Watermark: since the drawings are laid down, no watermarks, if any, are visible, even with fiber-optic light.
Engraved in reverse, 1607.
Also see records on Van Veen Album (III, 146-157).
Inscribed on the album page, below the design, in brown ink, "Tútè, si rectè vixeris (title) / Qúid qúisqúe vitet núnquam homini satis / Caútum est in horas, naúta Bosphorúm / Poenús perhorrescit, neqúe últrà / Coeca timet aliúndè fata. / Miles sagittas et celerem fúgam, / Parthi catenas Parthús et italúm. / Robur, sed improvisa lethi / Vis rapúit rapietque gentes" (Man never heeds enough from hour to hour what he should shun.
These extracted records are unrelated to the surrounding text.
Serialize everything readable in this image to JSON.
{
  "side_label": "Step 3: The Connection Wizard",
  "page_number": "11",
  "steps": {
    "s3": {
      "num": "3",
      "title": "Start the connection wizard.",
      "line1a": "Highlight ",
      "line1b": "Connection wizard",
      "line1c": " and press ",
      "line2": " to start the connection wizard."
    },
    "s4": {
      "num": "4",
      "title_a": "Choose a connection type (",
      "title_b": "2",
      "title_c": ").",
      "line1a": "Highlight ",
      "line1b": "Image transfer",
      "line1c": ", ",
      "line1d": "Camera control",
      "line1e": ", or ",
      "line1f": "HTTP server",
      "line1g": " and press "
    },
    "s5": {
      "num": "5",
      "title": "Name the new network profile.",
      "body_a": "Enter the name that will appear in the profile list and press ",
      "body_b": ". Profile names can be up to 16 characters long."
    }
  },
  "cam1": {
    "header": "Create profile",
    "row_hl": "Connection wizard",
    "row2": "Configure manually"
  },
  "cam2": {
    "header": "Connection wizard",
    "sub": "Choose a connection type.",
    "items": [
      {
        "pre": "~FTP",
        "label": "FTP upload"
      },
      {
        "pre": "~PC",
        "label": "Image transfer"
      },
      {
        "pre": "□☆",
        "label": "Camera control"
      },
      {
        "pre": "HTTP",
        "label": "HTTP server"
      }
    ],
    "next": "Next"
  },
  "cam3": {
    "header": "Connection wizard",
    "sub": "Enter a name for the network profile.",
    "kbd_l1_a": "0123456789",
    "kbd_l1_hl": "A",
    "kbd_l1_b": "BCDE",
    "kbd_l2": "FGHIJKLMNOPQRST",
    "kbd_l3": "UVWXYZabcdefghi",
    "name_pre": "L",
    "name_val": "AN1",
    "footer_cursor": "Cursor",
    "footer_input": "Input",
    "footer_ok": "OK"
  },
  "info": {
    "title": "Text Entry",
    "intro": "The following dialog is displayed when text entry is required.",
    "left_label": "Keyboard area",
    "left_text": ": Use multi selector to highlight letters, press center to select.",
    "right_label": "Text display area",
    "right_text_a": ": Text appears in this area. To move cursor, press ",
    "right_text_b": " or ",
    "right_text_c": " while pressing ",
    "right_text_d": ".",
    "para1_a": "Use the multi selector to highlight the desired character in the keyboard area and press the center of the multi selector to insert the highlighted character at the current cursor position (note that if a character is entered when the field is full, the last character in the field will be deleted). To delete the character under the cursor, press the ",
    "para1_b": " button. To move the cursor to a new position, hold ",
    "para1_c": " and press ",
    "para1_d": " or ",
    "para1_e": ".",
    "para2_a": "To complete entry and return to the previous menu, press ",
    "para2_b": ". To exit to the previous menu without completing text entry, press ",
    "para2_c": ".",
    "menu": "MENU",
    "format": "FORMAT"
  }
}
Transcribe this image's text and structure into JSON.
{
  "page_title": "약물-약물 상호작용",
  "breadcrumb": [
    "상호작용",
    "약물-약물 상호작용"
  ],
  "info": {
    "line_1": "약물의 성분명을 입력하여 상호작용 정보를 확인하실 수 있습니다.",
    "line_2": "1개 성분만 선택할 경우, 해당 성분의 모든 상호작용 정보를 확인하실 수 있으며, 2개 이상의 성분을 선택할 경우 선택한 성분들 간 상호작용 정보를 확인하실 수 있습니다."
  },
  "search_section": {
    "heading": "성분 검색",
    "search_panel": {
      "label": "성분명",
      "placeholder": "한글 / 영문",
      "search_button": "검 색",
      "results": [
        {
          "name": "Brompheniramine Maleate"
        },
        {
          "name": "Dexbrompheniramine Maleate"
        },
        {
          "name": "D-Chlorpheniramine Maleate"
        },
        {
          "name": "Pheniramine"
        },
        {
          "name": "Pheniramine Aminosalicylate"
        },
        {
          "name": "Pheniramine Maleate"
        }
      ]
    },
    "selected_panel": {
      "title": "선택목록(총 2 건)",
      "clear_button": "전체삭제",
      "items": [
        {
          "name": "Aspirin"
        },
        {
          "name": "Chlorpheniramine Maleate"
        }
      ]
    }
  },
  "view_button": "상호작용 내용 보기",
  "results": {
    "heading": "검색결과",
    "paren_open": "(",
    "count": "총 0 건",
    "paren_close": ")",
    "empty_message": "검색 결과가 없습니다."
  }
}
The Punic sailor dreads Bosphorus, but fears not the unseen fates beyond that threaten from other quarters. The soldier dreads the arrow of the Parthians and their swift retreat; the Parthian fears the chains and rugged strength of Italy; but the fatal violence that has snatched away, and again will snatch away, the tribes of men, is something unforeseen). The text is from Horace, "Odes", Book II, 13, lines 13-20.
Netherlandish drawings of the fifteenth and sixteenth centuries and Flemish drawings of the seventeenth and eighteenth centuries in the Pierpont Morgan Library / Felice Stampfle ; with the assistance of Ruth S. Kraemer and Jane Shoaf Turner. New York : The Library, 1991, p. 95, no. 201.